MOJA averred that this explains why such hatred and anger is not being directed at the thousands of foreign Caucasians who live and work in South Africa. It is this internalized hatred of themselves, MOJA said,  that is now playing out against fellow black Africans, and calls on the ANC leadership as well as the President of South Africa, Cyril Ramaphosa to take a definitive stance against the current spate of violence being perpetrated against foreign black Africans, especially Nigerians.

“Apartheid has long since been dismantled but its legacies of dehumanization and black self-deprecation remains.

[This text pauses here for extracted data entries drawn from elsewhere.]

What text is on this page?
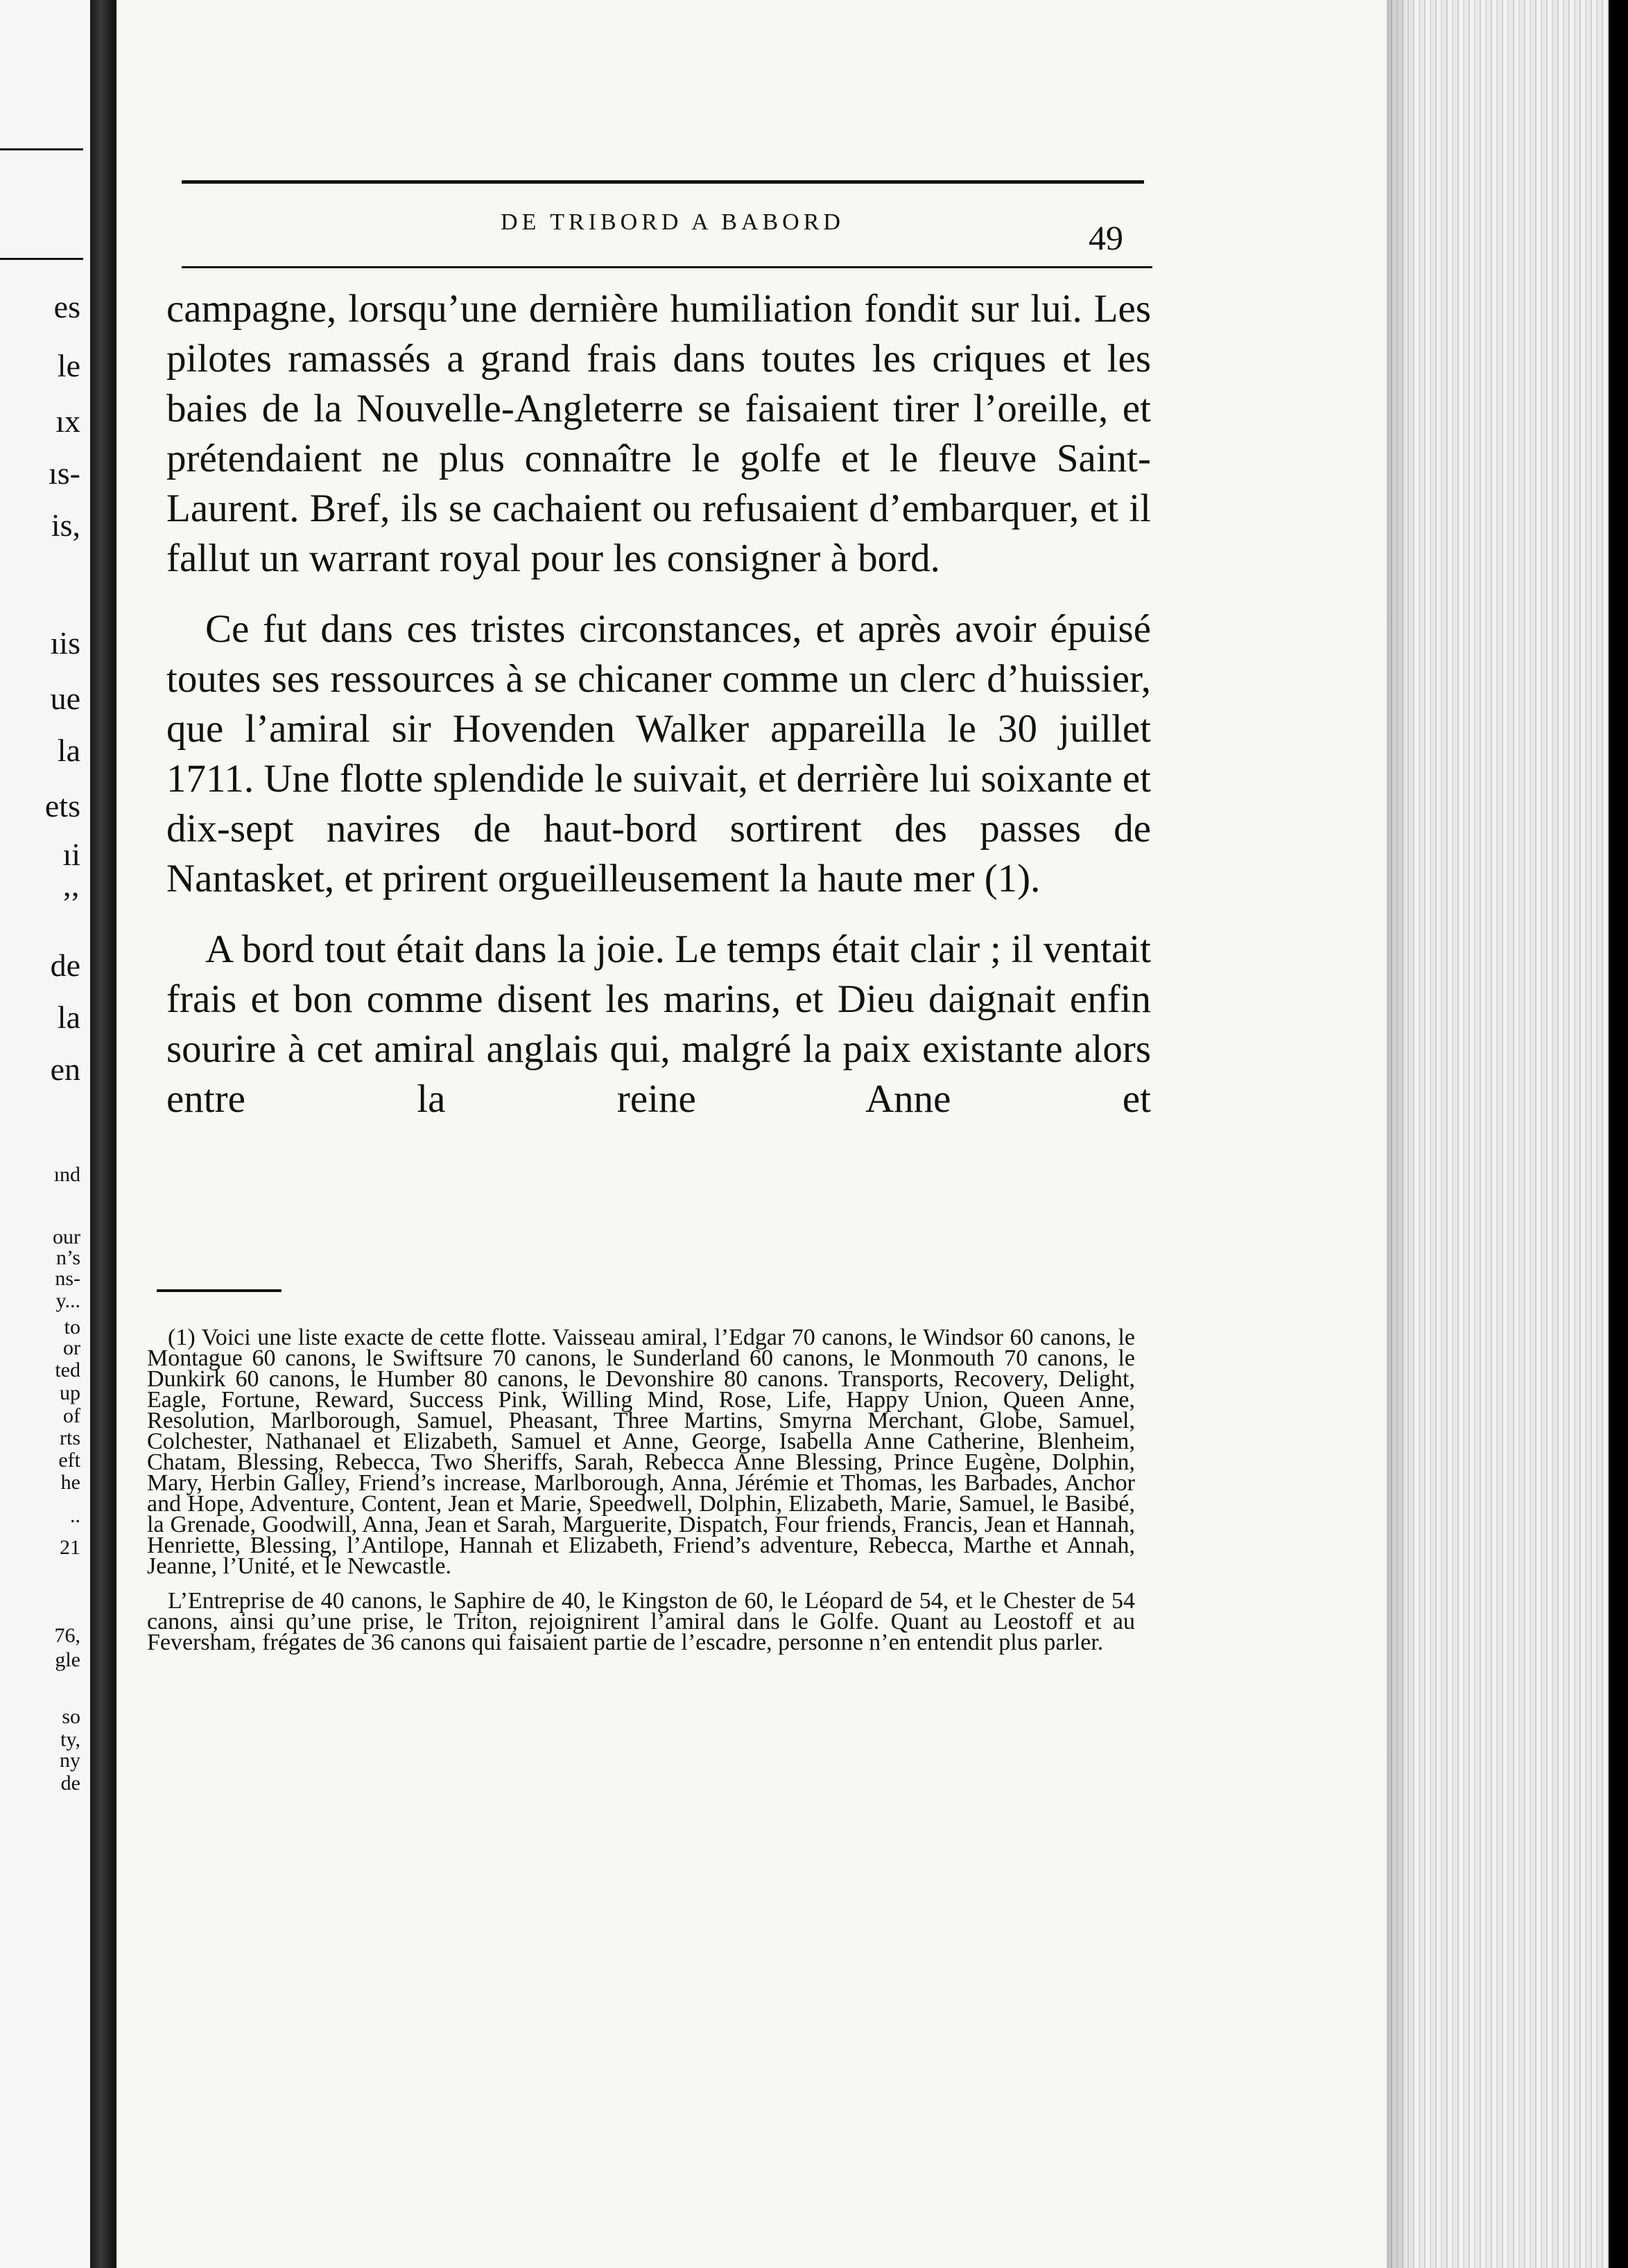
es
le
ıx
ıs-
is,
ıis
ue
la
ets
ıi
’’
de
la
en
ınd
our
n’s
ns-
y...
to
or
ted
up
of
rts
eft
he
..
21
76,
gle
so
ty,
ny
de
DE TRIBORD A BABORD	49

campagne, lorsqu’une dernière humiliation fondit sur lui. Les pilotes ramassés a grand frais dans toutes les criques et les baies de la Nouvelle-Angleterre se faisaient tirer l’oreille, et prétendaient ne plus connaître le golfe et le fleuve Saint-Laurent. Bref, ils se cachaient ou refusaient d’embarquer, et il fallut un warrant royal pour les consigner à bord.

Ce fut dans ces tristes circonstances, et après avoir épuisé toutes ses ressources à se chicaner comme un clerc d’huissier, que l’amiral sir Hovenden Walker appareilla le 30 juillet 1711. Une flotte splendide le suivait, et derrière lui soixante et dix-sept navires de haut-bord sortirent des passes de Nantasket, et prirent orgueilleusement la haute mer (1).

A bord tout était dans la joie. Le temps était clair ; il ventait frais et bon comme disent les marins, et Dieu daignait enfin sourire à cet amiral anglais qui, malgré la paix existante alors entre la reine Anne et

(1) Voici une liste exacte de cette flotte. Vaisseau amiral, l’Edgar 70 canons, le Windsor 60 canons, le Montague 60 canons, le Swiftsure 70 canons, le Sunderland 60 canons, le Monmouth 70 canons, le Dunkirk 60 canons, le Humber 80 canons, le Devonshire 80 canons. Transports, Recovery, Delight, Eagle, Fortune, Reward, Success Pink, Willing Mind, Rose, Life, Happy Union, Queen Anne, Resolution, Marlborough, Samuel, Pheasant, Three Martins, Smyrna Merchant, Globe, Samuel, Colchester, Nathanael et Elizabeth, Samuel et Anne, George, Isabella Anne Catherine, Blenheim, Chatam, Blessing, Rebecca, Two Sheriffs, Sarah, Rebecca Anne Blessing, Prince Eugène, Dolphin, Mary, Herbin Galley, Friend’s increase, Marlborough, Anna, Jérémie et Thomas, les Barbades, Anchor and Hope, Adventure, Content, Jean et Marie, Speedwell, Dolphin, Elizabeth, Marie, Samuel, le Basibé, la Grenade, Goodwill, Anna, Jean et Sarah, Marguerite, Dispatch, Four friends, Francis, Jean et Hannah, Henriette, Blessing, l’Antilope, Hannah et Elizabeth, Friend’s adventure, Rebecca, Marthe et Annah, Jeanne, l’Unité, et le Newcastle.

L’Entreprise de 40 canons, le Saphire de 40, le Kingston de 60, le Léopard de 54, et le Chester de 54 canons, ainsi qu’une prise, le Triton, rejoignirent l’amiral dans le Golfe. Quant au Leostoff et au Feversham, frégates de 36 canons qui faisaient partie de l’escadre, personne n’en entendit plus parler.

White privilege remains entrenched and the economic gap between blacks and whites continue to widen.

“South Africans, especially black South Africans need to be reminded that the real enemies of the South African people are the networks of greedy corporate interests whose insatiable appetites for profits are contributing greatly to the ever-growing social divide in South Africa between blacks and whites on the one hand and between the rich and the poo, on the other hand.

“Foreign black Africans are thus being unfairly blamed for the apparent inability of the South African state to respond to the growing demands for equitable distribution of national income and landownership which remains as skewed today as it was yesterday under Apartheid,” the MOJA release said.

“MOJA, therefore, hails Julius Malema for unreservedly condemning the violence against other Africans in Johannesburg and other parts of South Africa as a criminal act. MOJA considers the clarity of the position of the comrade Julius Malema, liberating, reassuring, comforting, that in the absence of comrade Nelson Rolihlahla Madiba Dalibhunga, Tata Mandela, there are still voices somehow in South Africa who see the struggle for economic, social and political freedom of the people of South Africa as an integral part of the struggle of all oppressed people of Africa and the world,” the MOJA release noted.

At the same time, MOJA calls upon the youth of Nigeria, Zambia and other parts of Africa to exercise restraint and stop any form of violence against South African citizens, their businesses and other interests in their countries.

MOJA Finally called on all of Africa to ensure that this is not repeated elsewhere on the continent of Africa and says that violence by other Africans against South Africans is also a criminal act, as two wrongs does not make one right.